Roman : Note de lecture: Chroniques de la caserne

Gerry Taama est un lieutenant des forces armées togolaises qui a pris une mise en « non activité » pour se consacrer à d’autres passions. Une prouesse pour un militaire togolais! D’autant plus que dans l’imaginaire national, un militaire c’est avant tout un rustre, en tout cas un personnage bourru, peu éduqué, passablement poli ; un cancre désœuvré pour exécuter les sales besognes d’une certaine dictature. Ajouté à cela qu’il vient de créer une maison d’édition, c’est dire que Gerry Taama constitue curiosité nationale.

Et ce Nawdeba de Siou, préfecture de Doufelgou, n’a rien trouvé de mieux que consacrer une partie de son temps à la littérature. Ça n’a pas l’air de ressembler à un militaire. Il vient de faire paraître un second livre, un recueil de nouvelles titré Chroniques de la caserne (Editions Moffi, octobre 2010).

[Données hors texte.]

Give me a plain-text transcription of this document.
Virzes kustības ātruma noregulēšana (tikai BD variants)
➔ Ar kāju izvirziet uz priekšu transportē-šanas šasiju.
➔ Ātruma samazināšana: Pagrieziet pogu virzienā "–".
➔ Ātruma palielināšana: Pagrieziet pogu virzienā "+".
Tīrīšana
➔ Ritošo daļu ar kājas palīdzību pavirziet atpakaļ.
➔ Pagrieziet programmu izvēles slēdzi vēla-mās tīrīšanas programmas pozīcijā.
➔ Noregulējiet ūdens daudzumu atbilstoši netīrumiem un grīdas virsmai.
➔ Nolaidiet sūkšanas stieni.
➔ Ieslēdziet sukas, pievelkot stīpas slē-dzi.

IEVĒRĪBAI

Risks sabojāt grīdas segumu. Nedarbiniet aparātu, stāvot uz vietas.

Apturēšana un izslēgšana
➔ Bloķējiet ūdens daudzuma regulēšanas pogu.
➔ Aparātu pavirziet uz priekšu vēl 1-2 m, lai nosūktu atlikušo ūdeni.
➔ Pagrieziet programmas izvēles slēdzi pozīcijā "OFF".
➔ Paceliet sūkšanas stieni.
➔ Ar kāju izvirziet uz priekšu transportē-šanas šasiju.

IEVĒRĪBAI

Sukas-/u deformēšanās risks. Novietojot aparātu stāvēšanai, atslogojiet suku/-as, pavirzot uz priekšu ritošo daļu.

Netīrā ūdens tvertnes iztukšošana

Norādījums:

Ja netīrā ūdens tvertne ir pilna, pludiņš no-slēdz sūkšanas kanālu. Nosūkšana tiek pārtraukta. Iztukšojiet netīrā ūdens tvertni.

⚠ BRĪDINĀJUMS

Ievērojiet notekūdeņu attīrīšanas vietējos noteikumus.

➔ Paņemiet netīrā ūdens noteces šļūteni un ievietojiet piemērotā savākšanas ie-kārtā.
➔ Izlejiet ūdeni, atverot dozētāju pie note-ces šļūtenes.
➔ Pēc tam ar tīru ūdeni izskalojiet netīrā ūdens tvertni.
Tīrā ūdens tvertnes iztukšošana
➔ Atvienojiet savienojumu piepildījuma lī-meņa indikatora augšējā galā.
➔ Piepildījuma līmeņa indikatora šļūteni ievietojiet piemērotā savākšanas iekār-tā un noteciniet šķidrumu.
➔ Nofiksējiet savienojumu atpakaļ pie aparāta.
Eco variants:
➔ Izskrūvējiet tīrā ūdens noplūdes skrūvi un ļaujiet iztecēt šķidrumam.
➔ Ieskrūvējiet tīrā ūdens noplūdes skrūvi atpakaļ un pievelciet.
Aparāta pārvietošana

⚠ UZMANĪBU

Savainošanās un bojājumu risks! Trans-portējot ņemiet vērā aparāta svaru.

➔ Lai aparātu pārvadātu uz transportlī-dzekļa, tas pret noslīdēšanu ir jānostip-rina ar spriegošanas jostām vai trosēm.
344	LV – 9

Lequel second livre précède un premier roman, Parcours de combattants (Harmattan 2008, Moffi 2010, Prix Littéraire de la Saint-Cyrienne), c’est dire plus ou moins l’intense activité intellectuelle déployée par cet ex-militaire.

La fiction du lieutenant Taama est assourdissante de bruits de bottes, de véhicules militaires, de cliquètement d’armes, mais aussi de vocabulaires et d’idiomes militaires plus ou moins ennuyeux mis en note de bas de page; l’auteur y déroule un héros cornélien empreint d’empathie et de cynisme qui aime relever les défis et a un sens élevé du devoir. Presque vertueux. C’est le cas du héros de Parcours de combattants ; c’est également le cas du lieutenant Gray Tamera (anagramme de Gerry Taama), le cynique sympathique homme d’action de Chroniques de la caserne qui traverse les cinq nouvelles du recueil.

Gerry Taama dévoile ainsi le militaire tel qu’il le voit ou le pense, un homme d’honneur, un brave, ambition avouée ou inavouée, consciente ou inconsciente de rectifier les traits du militaire tel qu’ils se présentent dans l’imagerie nationale. Mais il nous est loisir de confondre facilement Gray Tamera au lieutenant Gerry Taama, auteur dont on peut dessiner facilement le portrait-robot.

A part la première histoire qui se déroule dans une région de France, les quatre autres se produisent en terre togolaise et Gerry Taama nous emmène explorer des territoires qui nous sont connus : fétiches, sexe et compagnie, élections sous haute tension, urnes sécurisées et transportées (et non volées !) par les militaires, cocktails Molotov et soulèvements populaires. Des histoires peut-être déjà connues mais que l’auteur réussit avec une prouesse étonnante à présenter sous un visage nouveau.

Les élections sont souvent source de soubresauts sociaux en Afrique, de renversements de régime et donc de soulèvements populaires. Dès qu’il y a une répression, on pointe directement et vite du doigt les militaires d’avoir eu la gâchette trop facile. Peut-être qu’on n’oublie trop souvent les conditions dans lesquelles ces jeunes sans formation assurent la sécurité des manifestations. On oublie trop souvent le déchaînement des foules, surtout les jeunes, aiguillonnés et instrumentalisés parfois par des politiques peu scrupuleux. Que fait un militaire armé devant un enfant qui lui jette un pavé dans la frimousse ? Que fait un militaire devant la douleur de son camarade dont l’œil est exorbité par une bille tirée à partir d’un lance-pierres ?

Quand il il action, l’adrénaline monte et bien entendu les passions et les actions se déchaînent. Mais ce n’est pas une raison pour massacrer les manifestants. Et Gerry Taama raconte ses drames dans une prose rapide, plaisante, sans fioritures.

La littérature n’existe vraiment que lorsqu’un écrivain est capable de dire son rapport au monde, de « manifester et d’imposer une vérité », ce que vit son monde, selon Simone de Beauvoir. Dans son premier roman, on peut faire le reproche à Gerry Taama de faire une littérature de bazar, pour touristes d’aéroport.

Dans le cas de Chroniques de la caserne, difficile de tenir encore ce discours. Il livre ici son rapport au monde, celui d’un militaire qui veut qu’on le voit comme un humain comme tout autre. Ses chroniques de la caserne donnent beaucoup de leçons aux hommes des casernes et aux civils. Avec Gerry Taama, on se rend compte vite aussi que la littérature c’est aussi raconter une très émouvante histoire et que l’évasion est au cœur de la dynamique de l’écriture.